Still only in your mind, you see the front sight in your peripheral vision as you extend your arms pushing the weapon forward and on target. You watch the front sight as it settles on target and increase your focus, sharply, on the front sight alone. Now on target, your trigger finger moves to the trigger and a rearward press begins removing the slack. Pressing, not pulling, not jerking, not slapping, you add weight to the trigger smoothly until, as you stare at the front sight, you achieve a clean, surprise break.

Remember never to ‘fake’ or simulate recoil when dry firing and continue to focus on the front sight. Then slowly reverse the draw stroke back to close ready and then into the holster with your support hand moving back to your chest.

Take your time. There is no such thing as a “speed re-holster.”

Remember, “Draw quickly – shoot carefully – re-holster reluctantly.”

You did all this while standing still, hands at your side, and with your eyes closed. All martial arts and pro athletes use visualization techniques such as this. It is essential to good dry fire.

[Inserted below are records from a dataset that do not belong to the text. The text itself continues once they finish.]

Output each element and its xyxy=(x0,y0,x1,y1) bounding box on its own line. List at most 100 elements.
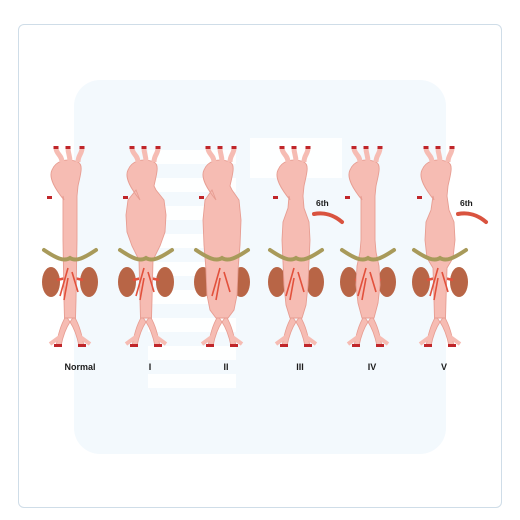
panel-label-type-2: II xyxy=(223,362,229,372)
aorta-illustration-type-2 xyxy=(194,146,250,347)
supra-aortic-branch xyxy=(435,147,443,163)
left-internal-iliac xyxy=(346,334,361,346)
mesenteric-arteries xyxy=(59,267,79,301)
right-internal-iliac xyxy=(375,334,390,346)
supra-aortic-branch xyxy=(129,147,141,163)
left-iliac-tip xyxy=(352,344,360,347)
branch-tip xyxy=(305,146,311,149)
branch-tip xyxy=(423,146,429,149)
coronary-tip xyxy=(345,196,350,199)
branch-tip xyxy=(351,146,357,149)
supra-aortic-branch xyxy=(279,147,291,163)
branch-tip xyxy=(363,146,369,149)
left-kidney xyxy=(42,267,60,297)
mesenteric-arteries xyxy=(135,267,155,301)
left-iliac-tip xyxy=(280,344,288,347)
left-iliac-tip xyxy=(130,344,138,347)
celiac-trunk xyxy=(268,248,324,262)
sixth-rib-marker xyxy=(312,211,344,224)
branch-tip xyxy=(279,146,285,149)
right-iliac-tip xyxy=(448,344,456,347)
mesenteric-arteries xyxy=(357,267,377,301)
branch-tip xyxy=(129,146,135,149)
right-iliac-tip xyxy=(376,344,384,347)
right-internal-iliac xyxy=(229,334,244,346)
left-iliac-tip xyxy=(424,344,432,347)
left-iliac-tip xyxy=(54,344,62,347)
supra-aortic-branch xyxy=(205,147,217,163)
left-iliac-tip xyxy=(206,344,214,347)
branch-tip xyxy=(205,146,211,149)
right-iliac-artery xyxy=(145,315,161,347)
branch-tip xyxy=(79,146,85,149)
right-iliac-tip xyxy=(304,344,312,347)
panel-label-type-5: V xyxy=(440,362,447,372)
branch-tip xyxy=(377,146,383,149)
right-kidney xyxy=(378,267,396,297)
left-internal-iliac xyxy=(274,334,289,346)
supra-aortic-branch xyxy=(291,147,299,163)
left-kidney xyxy=(268,267,286,297)
sixth-rib-marker xyxy=(456,211,488,224)
branch-tip xyxy=(231,146,237,149)
sixth-rib-label: 6th xyxy=(460,198,473,208)
aorta-illustration-type-4 xyxy=(340,146,396,347)
right-internal-iliac xyxy=(77,334,92,346)
aorta-illustration-type-1 xyxy=(118,146,174,347)
watermark-stripe xyxy=(148,346,236,360)
panel-label-normal: Normal xyxy=(64,362,96,372)
branch-tip xyxy=(291,146,297,149)
supra-aortic-branch xyxy=(65,147,73,163)
aorta-body xyxy=(420,159,456,319)
aorta-body xyxy=(276,159,311,319)
panel-label-type-1: I xyxy=(148,362,152,372)
watermark-stripe xyxy=(148,374,236,388)
right-kidney xyxy=(306,267,324,297)
panel-label-type-4: IV xyxy=(367,362,377,372)
coronary-tip xyxy=(123,196,128,199)
right-iliac-tip xyxy=(78,344,86,347)
supra-aortic-branch xyxy=(217,147,225,163)
celiac-trunk xyxy=(42,248,98,262)
supra-aortic-branch xyxy=(53,147,65,163)
branch-tip xyxy=(65,146,71,149)
left-iliac-artery xyxy=(281,315,297,347)
celiac-trunk xyxy=(194,248,250,262)
right-iliac-artery xyxy=(221,315,237,347)
supra-aortic-branch xyxy=(351,147,363,163)
left-iliac-artery xyxy=(207,315,223,347)
right-internal-iliac xyxy=(153,334,168,346)
coronary-tip xyxy=(199,196,204,199)
supra-aortic-branch xyxy=(301,147,311,163)
right-iliac-artery xyxy=(69,315,85,347)
branch-tip xyxy=(155,146,161,149)
left-iliac-artery xyxy=(131,315,147,347)
right-kidney xyxy=(80,267,98,297)
sixth-rib-label: 6th xyxy=(316,198,329,208)
supra-aortic-branch xyxy=(423,147,435,163)
mesenteric-arteries xyxy=(429,267,449,301)
supra-aortic-branch xyxy=(141,147,149,163)
supra-aortic-branch xyxy=(227,147,237,163)
supra-aortic-branch xyxy=(373,147,383,163)
celiac-trunk xyxy=(118,248,174,262)
panel-label-type-3: III xyxy=(296,362,304,372)
celiac-trunk xyxy=(412,248,468,262)
branch-tip xyxy=(141,146,147,149)
right-internal-iliac xyxy=(447,334,462,346)
mesenteric-arteries xyxy=(285,267,305,301)
left-internal-iliac xyxy=(48,334,63,346)
supra-aortic-branch xyxy=(75,147,85,163)
left-iliac-artery xyxy=(55,315,71,347)
branch-tip xyxy=(435,146,441,149)
right-internal-iliac xyxy=(303,334,318,346)
branch-tip xyxy=(53,146,59,149)
branch-tip xyxy=(217,146,223,149)
celiac-trunk xyxy=(340,248,396,262)
aorta-illustration-normal xyxy=(42,146,98,347)
left-iliac-artery xyxy=(353,315,369,347)
left-internal-iliac xyxy=(418,334,433,346)
supra-aortic-branch xyxy=(151,147,161,163)
left-kidney xyxy=(118,267,136,297)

Now prepared, having visualized yourself doing it correctly, you will start dry fire.


Begin in slow motion. Practice does not make perfect, ‘Perfect’ practice makes perfect.

During TAG training I actually dislike that old saying but its use here is to illustrate you should not allow yourself to practice a technique sloppily or wrong. Perfect is the enemy of excellent, so don’t beat yourself up when you do something off of correct. Just stop, breathe, and go back to step one.

Go slow and execute the draw as proficiently as you can. If you have issues with the entire draw stroke and presentation, try to work on one phase of it at a time. For instance, moving from a relaxed position to a solid grip on the gun while still in the holster.

Once you have the technique down, conduct three very slow, correct draw strokes and presentations. Take a breath. Work on exhaling as you draw. Do three more at half speed. Never dry practice a technique at full speed. Speed will come with thousands of correct repetitions, never from trying to be quick. As soon as you mentally say ‘now’ and try to go fast, chances are you’ll dork it up.

Smooth is the real fast. Smooth and correct will beat fast and flustered every time.

Three more draw strokes ensuring the front sight is in sharp focus. Half speed at the most. If you catch yourself losing focus on this one skill or messing something up, go back to quarter speed and fix it.

When next in the holster and safe, stop and check your watch. Are ten minutes up? If so stop, write down the time and close your session.

Put away everything and set your firearm up for storage – or depending on the situation – back ready for CCW carry. Resist the urge to go longer or worse; after dry fire practice is over to re-unload and go again. That’s where accidents happen.

All Clear? Safe? Now let the world back in. When you have a minute, use your CCW Guardian app to document this training. (Have an iPhone? Go to www.CCWGUARDIAN.com)

Future sessions might be trigger control and reset drills, possibly using plastic dummy rounds. This increases the risk somewhat so add emphasis to the safety controls we put in place. Magazine changes are another good topic, but again you have to adjust the safety controls in place.

Sometimes there is a limit to what you can do on your own and you need to have a mature, trained and skilled observer help by watching you. Pick this person wisely as someone who nit-picks you to death will kill your focus.

(I hate golf to this day because of the guy who wouldn’t let me swing once uninterrupted without a correction of some sort!

With only a little self-promoting, this is what TAG, LLC’s Progressive Pistolcraft (the PRP) is all about. Professional coaching before bad habits sets in, is essential.

Dry fire training with mental visualization of proper techniques can increase your proficiency, build kinetic weapons handling skills, and make your expensive live fire training sessions vastly more productive.